Unzweckmäßig und nachteilig ist der Gebrauch der China bei Unreinigkeiten des Magens und der Gedärme, wo die Zunge sehr belegt, der Geschmack fade und bitter, der Appetit gering, Ekel vor Speisen, zumal Fleischkost, Druck in der Herzgrube, Leibschmerz etc. vorhanden ist. Hier muss dem Wechselfieberkranken vor dem Gebrauch der China ein Brechmittel verordnet werden. Auch jungen vollblütigen Leuten, Männern mit Unterleibsbeschwerden, Stockungen in Leber, Milz, im Pfortadersysteme, Hypochonder, Personen mit habitueller Leibesverstopfung, mit Anlage zum Schlagfluss, mit organischen Fehlern des Herzens und der großen Gefäße, in hitzigen Fiebern, echten Entzündungen, aktiven Blutungen, so wie bei echter Vollblütigkeit passt die China nicht. Auch ist dieses der Fall, wenn sie Magendrücken, Übelkeit, Leibweh, Erbrechen, Durchfall oder Leibesverstopfung, Kopfweh, Schwindel, Angst, Herzklopfen etc. verursacht.
Unter den Präparaten der China wird von den Ärzten am meisten gegen Wechselfieber das schwefelsaure Chinin verordnet. Eben so wirksam ist aber das Chinoidin, welches Serturner entdeckte, das besonders wegen seiner Wohlfeilheit bei Armen zu empfehlen ist, z. B.:
Nr. 57. Nimm: Chinoidin, zwölf Gran, Alkohol, ein Lot.
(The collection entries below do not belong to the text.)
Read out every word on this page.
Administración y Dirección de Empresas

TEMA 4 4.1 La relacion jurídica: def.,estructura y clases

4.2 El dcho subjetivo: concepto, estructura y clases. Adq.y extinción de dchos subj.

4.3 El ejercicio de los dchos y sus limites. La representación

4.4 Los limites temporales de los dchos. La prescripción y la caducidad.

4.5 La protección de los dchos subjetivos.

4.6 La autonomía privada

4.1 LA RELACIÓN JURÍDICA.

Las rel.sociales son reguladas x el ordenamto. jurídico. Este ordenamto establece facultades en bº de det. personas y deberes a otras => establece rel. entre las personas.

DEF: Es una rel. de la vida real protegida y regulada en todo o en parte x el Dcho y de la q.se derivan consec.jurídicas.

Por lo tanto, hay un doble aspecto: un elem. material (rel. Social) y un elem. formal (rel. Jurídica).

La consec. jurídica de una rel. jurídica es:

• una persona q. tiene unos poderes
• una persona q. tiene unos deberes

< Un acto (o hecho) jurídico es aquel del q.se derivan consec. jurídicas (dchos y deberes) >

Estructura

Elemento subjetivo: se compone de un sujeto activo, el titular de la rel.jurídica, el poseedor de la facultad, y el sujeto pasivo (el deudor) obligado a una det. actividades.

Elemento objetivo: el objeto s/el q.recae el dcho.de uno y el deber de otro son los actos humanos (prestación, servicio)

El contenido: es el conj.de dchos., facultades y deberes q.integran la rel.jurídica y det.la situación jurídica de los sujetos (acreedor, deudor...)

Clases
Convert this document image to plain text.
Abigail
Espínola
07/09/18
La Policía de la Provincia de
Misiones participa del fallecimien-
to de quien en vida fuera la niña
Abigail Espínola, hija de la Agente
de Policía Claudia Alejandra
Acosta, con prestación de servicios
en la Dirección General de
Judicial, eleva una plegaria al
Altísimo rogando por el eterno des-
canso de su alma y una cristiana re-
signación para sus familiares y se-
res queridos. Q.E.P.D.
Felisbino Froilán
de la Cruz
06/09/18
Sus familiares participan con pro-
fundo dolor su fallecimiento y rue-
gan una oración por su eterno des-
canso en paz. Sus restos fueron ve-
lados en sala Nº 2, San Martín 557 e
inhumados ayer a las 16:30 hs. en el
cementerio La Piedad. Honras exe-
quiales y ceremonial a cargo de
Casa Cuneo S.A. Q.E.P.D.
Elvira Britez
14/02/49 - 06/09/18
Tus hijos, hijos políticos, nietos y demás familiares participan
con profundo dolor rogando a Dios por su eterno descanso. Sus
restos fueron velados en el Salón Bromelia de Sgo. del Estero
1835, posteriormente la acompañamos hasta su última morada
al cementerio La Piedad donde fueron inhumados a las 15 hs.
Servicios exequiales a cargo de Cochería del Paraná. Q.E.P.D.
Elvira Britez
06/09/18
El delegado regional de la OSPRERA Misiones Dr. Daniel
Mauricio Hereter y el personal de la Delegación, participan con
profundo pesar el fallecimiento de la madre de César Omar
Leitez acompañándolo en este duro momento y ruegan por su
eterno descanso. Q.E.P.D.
Dosis: In der fieberfreien Zeit alle 1—2 Stunden 20—30 Tropfen mit Wein.
Ein köstliches Magenmittel und kräftiges Roborans und Stimulans, was unmittelbar ante et post coitum genommen, die Potenz hebt, ist die Tinctura Chinae compositum auch Elixir roborans Rob. Whyttii genannt. Sie besteht aus folgenden Teilen:
Nr. 58. Nimm: braune Chinarinde, sechs Lot, Enzianwurzel und Pomeranzenschalen, von jedem zwei Lot, guten Spiritus Vini zwei ein halb Pfund, einfaches Zimtwasser, zwölf Lot. Das Ganze digeriert man zwei Tage in der Wärme und koliert das Flüssige. Man nimmt zwei- bis dreimal täglich 30—60 Tropfen mit Wein. Bei sehr reizbaren Personen macht das Mittel oft Blutwallung und Herzklopfen. Hier bekommt die einfache Chinatinktur (Tinctura Chinae simplex) d. i. China fusca, fünf Unzen, Spiritus Vini, zwei Pfund, besser. Der Gebrauch und die Dosis ist dieselbe, wie bei der zusammengesetzten Chinatinktur. — Ein sehr schöner Trank für schwache Personen, Wiedergenesene etc. ist der sogenannte Chinawein, wovon täglich zwei- bis dreimal ein halbes Weinglas voll getrunken wird. Man bereitet ihn so, dass auf vier Lot Königschina eine Flasche guter alter Wein genommen und 24 Stunden in der Wärme digeriert wird.